Tuesday, June 22, 2010

Really, not a single word from you. I can't believe it, but i should. i should have expected, should have known. and i should get used to it, since it WILL be like that. i see that you're there, uncaring, and i really want to cry, because i WANT you to care, because I CARE!
And what do you give me? nothing. nothing at all!
I was reading LGMH, and it did, DID give me hope. it made me believe that maybe, like in those stories people post which sound like all those mushy dramas and fairytales, you can hang on like me, and them. hang on for a long long time, caring for a long time, showing me you still remember like i do, showing me i matter to you, or at least, AM SOMEONE to you.
but, i really don't live in a fairytale, and i have no hope.

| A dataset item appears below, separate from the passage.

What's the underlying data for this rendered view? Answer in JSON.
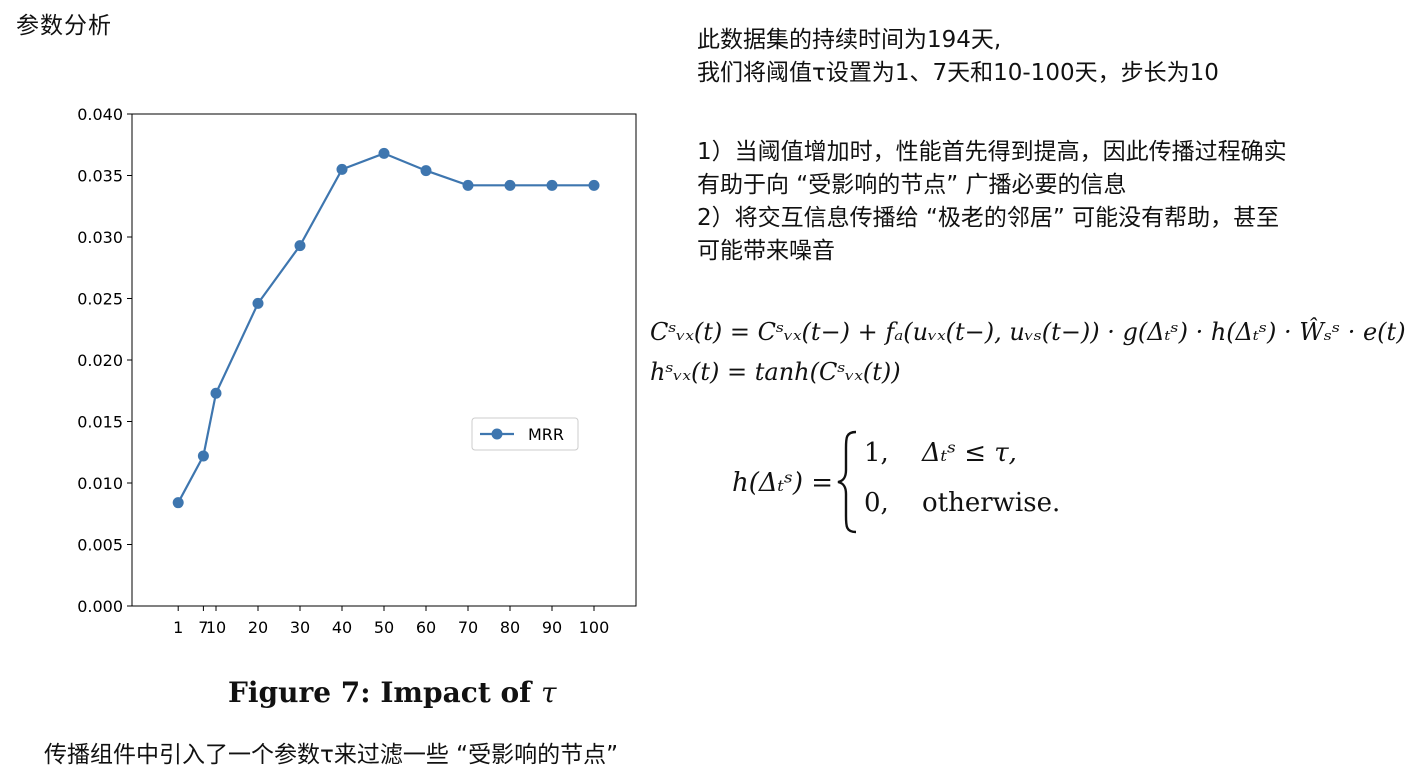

I see you're there, and its so tempting to double click and open that window. but NO! I can't! I don't know what kind of message i'll be sending, and i'm sure you'll only talk to me half-heartedly, replying me with short answers. I know I can though, but I don't want to. And if I wait, i can continue waiting forever and ever, and nothing will ever happen.
everytime someone starts a convo with me on msn, i wish so badly it was you.
i wonder if you went into that different world, and did what you did to me to others. catching others' hearts. and i hate to think that. hate to think of that smile being meant for someone else. hate to think that what i shared with you, and thought was special, will also be done for someone else.
could i have grabbed the opportunity last time? for real?
all these emotions and memories and thinking make me really sad and tired.
how can i study seriously?!
i know you can say i can not think about them. but its really hard, especially since last time, i had you going through these tough times with me. and we had more to talk about.
does being in different worlds really tear us apart? does it really break up friendships, make people grow distant? effort is needed. but you don't put that in. only i do. only i still care.
so i have made it into that school, but i don't feel so great. after a while, its just a school, a normal school, where people learn. thats all. its a school, just like yours, just like everyone's. and i'm drowning there, doing horribly, and i'd really appreciate it, and it'd really get me going if you showed some concern, and gave me some motivation.

but of course, i won't be expecting it, and i won't be expecting you, ever.
but i'll still continue to pray about it because, i just can't let you go.